[HECnet] More NRT

Paul Koning paulkoning at comcast.net
Wed May 6 11:54:05 PDT 2020



> On May 5, 2020, at 10:45 PM, Thomas DeBellis <tommytimesharing at gmail.com> wrote:
> 
> Paul,
> 
> Thanks for the doc; I'll be giving it a careful look through.  Where might I pick up a copy of DNTERM?

It is a DECnet/Linux application; you should be able to find it in those sources.

> It is a true statement that the Tops-20 NRT server is little more than a character stream.  Like I said, it's very close to Telnet without the IAC's and option negotiations.  For my future purposes (handling a security concern with the Tops-20 FAL architecture), it is perfect.
> I remembered some more about CTERM; it appears to implement a concept called break masks.  Under Tops-20, if you are doing something that needs to handle characters specially, one alternative is to turn off echo, swallow a character and then determine what to do.  This was used in some Tops-10 video based 'SYSTAT'ing programs that I am aware of.
> 
> However, this means you're doing a context switch on every blessed character.  And so are 90 other people, which is Bad.  It's way too much overhead.  A break mask means that you can have the monitor swallow and echo characters and determine when to return control to the user program.  This was worked on enough so that TEXTI% actually had something called an 'EMACS' mode, specifically to support this.
> 
> I don't recall whether this was pushed out to the front end; hard to say.  The VT100 really handed it to the front end.
> 
> There were some early attempts towards break masks in some Telnet options; host controlled local echoing and some such.  I don't remember the RFC, but it is quite old.
> 
> I don't remember whether LAT will handle a break mask; if it could, then that's great--the LAT host worries about gobbling characters and when to send a packet to the host.  That's far more efficient.

LAT knows nothing about terminal driver semantics; it merely implements a raw data stream in both directions.  But it combines data for several terminals into a single Ethernet packet if it can, and it has some holdoff to try to collect multiple characters arriving back to back.  So it knows that the terminals are used by humans who won't notice delays well below 100 ms.

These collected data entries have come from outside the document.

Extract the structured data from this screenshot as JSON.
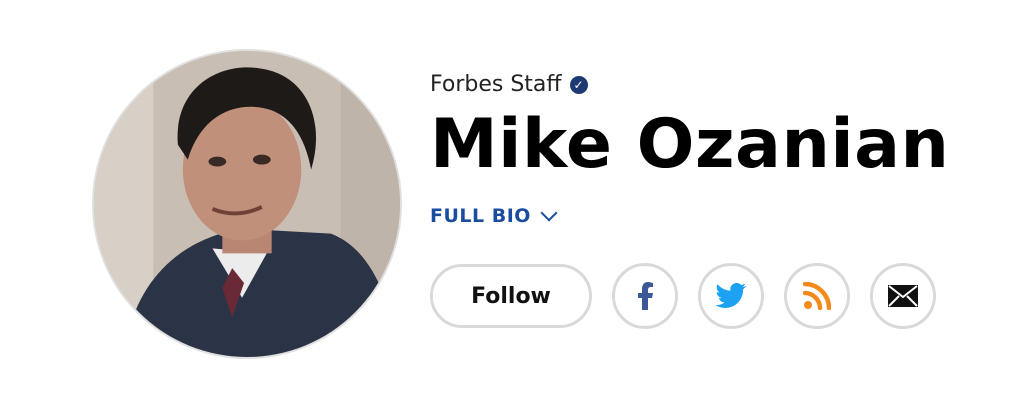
{
  "profile": {
    "staff_label": "Forbes Staff",
    "name": "Mike Ozanian",
    "full_bio_label": "FULL BIO",
    "follow_label": "Follow"
  },
  "social": {
    "facebook_icon": "facebook-icon",
    "twitter_icon": "twitter-icon",
    "rss_icon": "rss-icon",
    "email_icon": "email-icon"
  },
  "colors": {
    "facebook": "#3b5998",
    "twitter": "#1da1f2",
    "rss": "#f48a1b",
    "email": "#111111",
    "bio_link": "#1a4ca0",
    "verified_badge": "#1e3a73"
  }
}
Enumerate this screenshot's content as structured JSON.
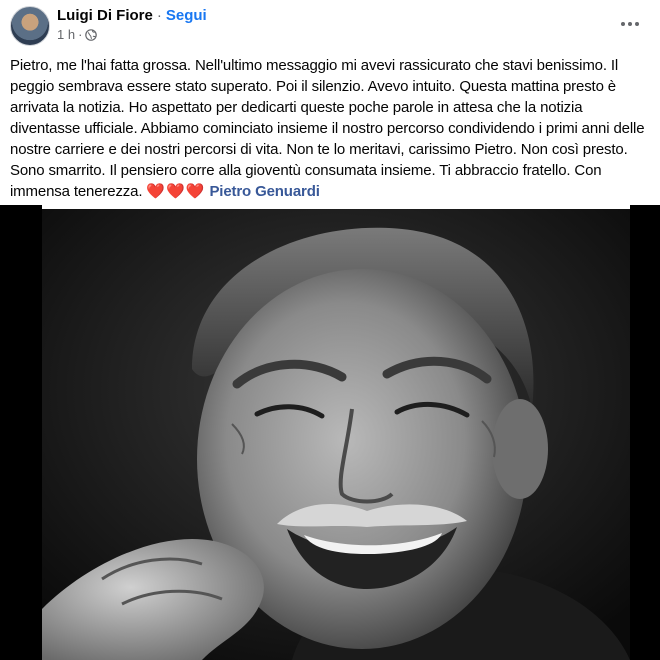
{
  "post": {
    "author": {
      "name": "Luigi Di Fiore",
      "separator": "·",
      "follow_label": "Segui",
      "avatar_icon": "profile-avatar"
    },
    "meta": {
      "time": "1 h",
      "separator": "·",
      "audience_icon": "globe-icon"
    },
    "more_icon": "more-horizontal-icon",
    "text_lines": [
      "Pietro, me l'hai fatta grossa. Nell'ultimo messaggio mi avevi rassicurato che stavi benissimo. Il",
      "peggio sembrava essere stato superato. Poi il silenzio. Avevo intuito. Questa mattina presto è",
      "arrivata la notizia. Ho aspettato  per dedicarti queste poche parole in attesa che la notizia",
      "diventasse ufficiale. Abbiamo cominciato insieme il nostro percorso condividendo i primi anni delle",
      "nostre carriere e dei nostri percorsi di vita. Non te lo meritavi, carissimo Pietro. Non così presto.",
      "Sono smarrito. Il pensiero corre alla gioventù consumata insieme. Ti abbraccio fratello. Con",
      "immensa tenerezza."
    ],
    "hearts": "❤️❤️❤️",
    "tagged_person": "Pietro Genuardi",
    "photo_description_icon": "portrait-photo"
  },
  "colors": {
    "link_blue": "#1877f2",
    "tag_blue": "#385898",
    "secondary_text": "#65676b",
    "heart_red": "#e02b3d"
  }
}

On the subject of context switching for every character, that's certainly tricky but if you plan for it from the beginning you can make it work unusually well.  A case in point is the PLATO system, which in 1976 had up to 600 logged-in terminals connected to a pair of CDC 6500 small mainframe computers.  Those were graphics terminals, highly interactive; typically about 50% of keystrokes required application action (rather than simply echoing while collecting a line's worth of input).  It worked very well, with delays almost always low enough that you wouldn't notice.  One reason it worked is that the swapping was doing to/from high speed bulk core memory, at 600 Mbit/s.  So while the application context was perhaps 200-300 words, moving that takes only 40-50 microseconds.

> I modified SETHOST to have an additional entry point to force 4.2 behavior; meaning using two separate forks for input and output instead of handing the whole thing off to the monitor with MTOPR%.  This was so I could use SYSDPY to see the actual scheduler tests that the forks were waiting for; that's not as easy when the whole thing is in the monitor.
> 
> So RSX and VMS accept the connection and both the client (me) and the remote wind up waiting.  As soon as I type a character, I get thrown off, so I would imagine that there is some additional negotiations to be done.  I'm hesitant to try this on RSTS as somebody is going to need to restart the NRT server.
> 
> NRT is pretty simple; on connection, it reads a configuration message, but only looks at the first byte to see what the remote system is.  That's enough for it to blat about it not being to either Tops-10 or Tops-20.  The other stuff is completely ignored; I don't see evidence of any configuration being sent.  I guess those other bytes are what I should be looking at.  Maybe they'll be in your doc?

Yes, and they are critical.  The OS type is just information, but at offset 6 you'll find the protocol ID, which tells you which of the four protocols to speak.  If you ignore that you will certainly get wrong results.  See the doc I sent.